Consider the following pasage, taken from the novel Aurélien by Louis Aragon (published in 1944). It is told from the point of view of Adrien Arnaud, who's trying to establish a place for himself in some corporation owned by an old friend of his, who has now become his boss.
C’était dans cet énorme enchevêtrement financier qui avait un prolongement dans les autobus en Languedoc et en Provence, un autre dans les pétroles de Roumanie, des terrains près des Invalides et à la porte de Clignancourt, au Trocadéro et à Vincennes, qui touchait aux caoutchoucs de Malacca et aux pneus hollandais, qu’Adrien Arnaud cherchait à se nicher, à se faire la place d’avenir que le patron, son ancien camarade d’enfance, lui permettait de se tailler, tout à fait comme jadis, à Sérianne-le-Vieux, quand il lui offrait sa revanche aux boules, le cochonnet lancé...

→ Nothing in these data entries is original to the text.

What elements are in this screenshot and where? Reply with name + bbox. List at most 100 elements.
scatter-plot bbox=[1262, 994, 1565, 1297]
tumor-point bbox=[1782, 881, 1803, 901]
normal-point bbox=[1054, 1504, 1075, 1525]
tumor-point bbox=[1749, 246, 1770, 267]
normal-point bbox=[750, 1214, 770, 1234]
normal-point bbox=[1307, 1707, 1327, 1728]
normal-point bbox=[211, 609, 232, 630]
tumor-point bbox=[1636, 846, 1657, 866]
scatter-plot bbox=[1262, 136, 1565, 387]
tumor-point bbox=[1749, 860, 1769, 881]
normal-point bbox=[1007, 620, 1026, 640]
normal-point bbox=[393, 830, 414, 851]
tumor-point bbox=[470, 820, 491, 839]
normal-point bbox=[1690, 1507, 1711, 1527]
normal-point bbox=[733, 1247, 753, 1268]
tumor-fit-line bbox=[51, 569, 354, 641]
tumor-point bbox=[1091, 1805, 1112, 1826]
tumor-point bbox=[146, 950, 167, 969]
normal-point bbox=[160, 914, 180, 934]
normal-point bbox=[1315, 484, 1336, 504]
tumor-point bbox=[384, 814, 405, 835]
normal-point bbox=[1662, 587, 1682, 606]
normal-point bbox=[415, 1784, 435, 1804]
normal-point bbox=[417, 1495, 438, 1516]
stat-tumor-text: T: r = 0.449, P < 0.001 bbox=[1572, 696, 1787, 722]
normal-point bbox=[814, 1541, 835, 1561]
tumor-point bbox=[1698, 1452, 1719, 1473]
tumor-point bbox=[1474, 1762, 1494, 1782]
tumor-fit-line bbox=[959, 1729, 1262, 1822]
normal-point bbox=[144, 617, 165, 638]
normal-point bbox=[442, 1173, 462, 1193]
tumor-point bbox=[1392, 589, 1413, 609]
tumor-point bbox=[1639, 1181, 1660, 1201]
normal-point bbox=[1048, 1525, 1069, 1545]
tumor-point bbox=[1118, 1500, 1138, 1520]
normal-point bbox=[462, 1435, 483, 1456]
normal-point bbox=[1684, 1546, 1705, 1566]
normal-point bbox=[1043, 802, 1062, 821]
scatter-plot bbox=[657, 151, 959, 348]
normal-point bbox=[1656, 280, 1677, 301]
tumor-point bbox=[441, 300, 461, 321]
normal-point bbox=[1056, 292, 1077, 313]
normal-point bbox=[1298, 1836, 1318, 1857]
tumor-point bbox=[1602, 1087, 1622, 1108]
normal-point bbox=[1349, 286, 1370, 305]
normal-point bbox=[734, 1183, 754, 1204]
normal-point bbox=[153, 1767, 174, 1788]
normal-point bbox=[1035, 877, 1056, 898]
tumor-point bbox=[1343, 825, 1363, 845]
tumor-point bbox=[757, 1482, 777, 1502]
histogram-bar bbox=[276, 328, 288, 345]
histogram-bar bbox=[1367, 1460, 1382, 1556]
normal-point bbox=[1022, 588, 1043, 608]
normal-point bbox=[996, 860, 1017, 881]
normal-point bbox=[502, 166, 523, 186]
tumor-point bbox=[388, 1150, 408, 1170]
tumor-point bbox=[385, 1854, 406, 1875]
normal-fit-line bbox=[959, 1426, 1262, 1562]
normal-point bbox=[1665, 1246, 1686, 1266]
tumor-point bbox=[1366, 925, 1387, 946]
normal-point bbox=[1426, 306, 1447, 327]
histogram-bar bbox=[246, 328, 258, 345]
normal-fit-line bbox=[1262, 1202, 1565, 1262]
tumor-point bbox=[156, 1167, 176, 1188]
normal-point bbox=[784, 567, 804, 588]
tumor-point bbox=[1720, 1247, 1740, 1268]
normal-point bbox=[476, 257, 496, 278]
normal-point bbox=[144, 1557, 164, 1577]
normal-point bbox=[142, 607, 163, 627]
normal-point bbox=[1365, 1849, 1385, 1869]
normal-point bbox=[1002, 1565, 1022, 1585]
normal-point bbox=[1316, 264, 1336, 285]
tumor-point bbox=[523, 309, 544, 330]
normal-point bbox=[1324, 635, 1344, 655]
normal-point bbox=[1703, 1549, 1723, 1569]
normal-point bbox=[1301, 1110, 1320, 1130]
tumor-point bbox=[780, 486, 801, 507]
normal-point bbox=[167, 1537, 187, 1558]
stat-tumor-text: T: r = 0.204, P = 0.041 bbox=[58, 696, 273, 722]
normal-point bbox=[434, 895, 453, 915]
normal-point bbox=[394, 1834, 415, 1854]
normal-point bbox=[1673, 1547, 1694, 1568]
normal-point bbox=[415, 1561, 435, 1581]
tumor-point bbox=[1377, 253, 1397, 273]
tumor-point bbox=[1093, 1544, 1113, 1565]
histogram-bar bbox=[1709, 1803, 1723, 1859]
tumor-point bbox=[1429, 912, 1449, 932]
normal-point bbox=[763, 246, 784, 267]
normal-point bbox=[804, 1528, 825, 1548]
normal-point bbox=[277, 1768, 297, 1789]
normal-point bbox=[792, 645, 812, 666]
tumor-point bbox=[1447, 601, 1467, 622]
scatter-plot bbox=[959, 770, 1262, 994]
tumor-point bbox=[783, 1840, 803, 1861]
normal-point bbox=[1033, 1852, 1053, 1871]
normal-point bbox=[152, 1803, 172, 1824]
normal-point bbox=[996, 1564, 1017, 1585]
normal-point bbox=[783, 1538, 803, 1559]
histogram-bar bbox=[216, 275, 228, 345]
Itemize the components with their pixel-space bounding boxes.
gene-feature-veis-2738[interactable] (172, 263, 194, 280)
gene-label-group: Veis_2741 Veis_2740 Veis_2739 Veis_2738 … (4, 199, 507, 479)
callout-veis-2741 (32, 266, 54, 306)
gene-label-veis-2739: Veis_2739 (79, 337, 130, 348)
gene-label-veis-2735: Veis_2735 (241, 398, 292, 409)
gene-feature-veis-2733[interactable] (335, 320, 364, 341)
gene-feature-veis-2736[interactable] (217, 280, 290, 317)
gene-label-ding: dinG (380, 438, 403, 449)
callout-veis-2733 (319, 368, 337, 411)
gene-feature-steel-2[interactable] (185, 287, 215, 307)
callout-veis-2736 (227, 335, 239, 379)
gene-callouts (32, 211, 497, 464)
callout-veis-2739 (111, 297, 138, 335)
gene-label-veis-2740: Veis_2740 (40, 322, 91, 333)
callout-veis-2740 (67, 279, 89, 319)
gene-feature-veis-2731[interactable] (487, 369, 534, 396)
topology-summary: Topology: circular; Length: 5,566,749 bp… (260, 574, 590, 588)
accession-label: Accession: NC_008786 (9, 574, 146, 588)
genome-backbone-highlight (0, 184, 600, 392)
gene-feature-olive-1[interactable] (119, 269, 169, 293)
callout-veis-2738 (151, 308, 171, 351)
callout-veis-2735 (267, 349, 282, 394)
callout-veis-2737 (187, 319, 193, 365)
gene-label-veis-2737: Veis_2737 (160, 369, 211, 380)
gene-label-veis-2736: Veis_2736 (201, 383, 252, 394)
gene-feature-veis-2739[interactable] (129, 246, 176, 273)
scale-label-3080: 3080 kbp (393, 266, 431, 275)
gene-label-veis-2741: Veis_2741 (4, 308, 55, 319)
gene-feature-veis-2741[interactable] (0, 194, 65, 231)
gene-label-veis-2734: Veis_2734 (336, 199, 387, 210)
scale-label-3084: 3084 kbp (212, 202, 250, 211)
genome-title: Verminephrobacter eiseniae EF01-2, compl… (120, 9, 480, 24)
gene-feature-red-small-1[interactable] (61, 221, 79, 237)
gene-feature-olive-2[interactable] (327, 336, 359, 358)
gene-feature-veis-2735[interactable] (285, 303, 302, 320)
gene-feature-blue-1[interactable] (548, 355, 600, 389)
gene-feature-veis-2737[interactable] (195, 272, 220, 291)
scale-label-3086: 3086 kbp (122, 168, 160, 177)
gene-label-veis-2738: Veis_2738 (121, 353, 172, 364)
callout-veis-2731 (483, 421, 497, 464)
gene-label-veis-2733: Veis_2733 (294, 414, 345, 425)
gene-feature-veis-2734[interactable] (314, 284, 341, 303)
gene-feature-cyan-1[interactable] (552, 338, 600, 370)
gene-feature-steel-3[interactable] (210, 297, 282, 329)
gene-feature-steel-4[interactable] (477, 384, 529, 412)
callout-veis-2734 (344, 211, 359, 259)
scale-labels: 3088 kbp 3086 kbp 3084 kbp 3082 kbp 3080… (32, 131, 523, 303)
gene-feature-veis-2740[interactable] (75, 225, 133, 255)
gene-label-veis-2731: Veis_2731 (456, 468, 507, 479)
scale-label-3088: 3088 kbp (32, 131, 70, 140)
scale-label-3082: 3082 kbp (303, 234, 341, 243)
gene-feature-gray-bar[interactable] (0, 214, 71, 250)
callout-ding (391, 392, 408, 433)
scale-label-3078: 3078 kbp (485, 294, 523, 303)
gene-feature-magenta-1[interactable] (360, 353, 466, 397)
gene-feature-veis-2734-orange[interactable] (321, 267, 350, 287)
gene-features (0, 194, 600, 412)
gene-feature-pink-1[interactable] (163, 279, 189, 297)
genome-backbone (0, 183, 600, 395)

It is the ending of the sentence I care about. From what I understand, the passage more or less says that Adrien is hoping to find a place for himself in this company and that his old friend led him to understand that he will find it (or something along these lines), just like how when they were young one of them would let the other win when they had a rematch at boules.
I suppose I am not being accurate, but more than that, what bother me is that I don't understand who let whom win. Is it that even back then Adrien's old friend let him win, establishing a pattern that he'd always taken care of him, or that it was Adrien who had let him win, suggesting the tables have now turned?
Naturally, I would also be happy to hear corrections regarding my understanding of the other bits of (the end of) the sentence. But, assuming my understanding is more or less correct and it indeed says one of them let the other win, what I mostly care about is who it was.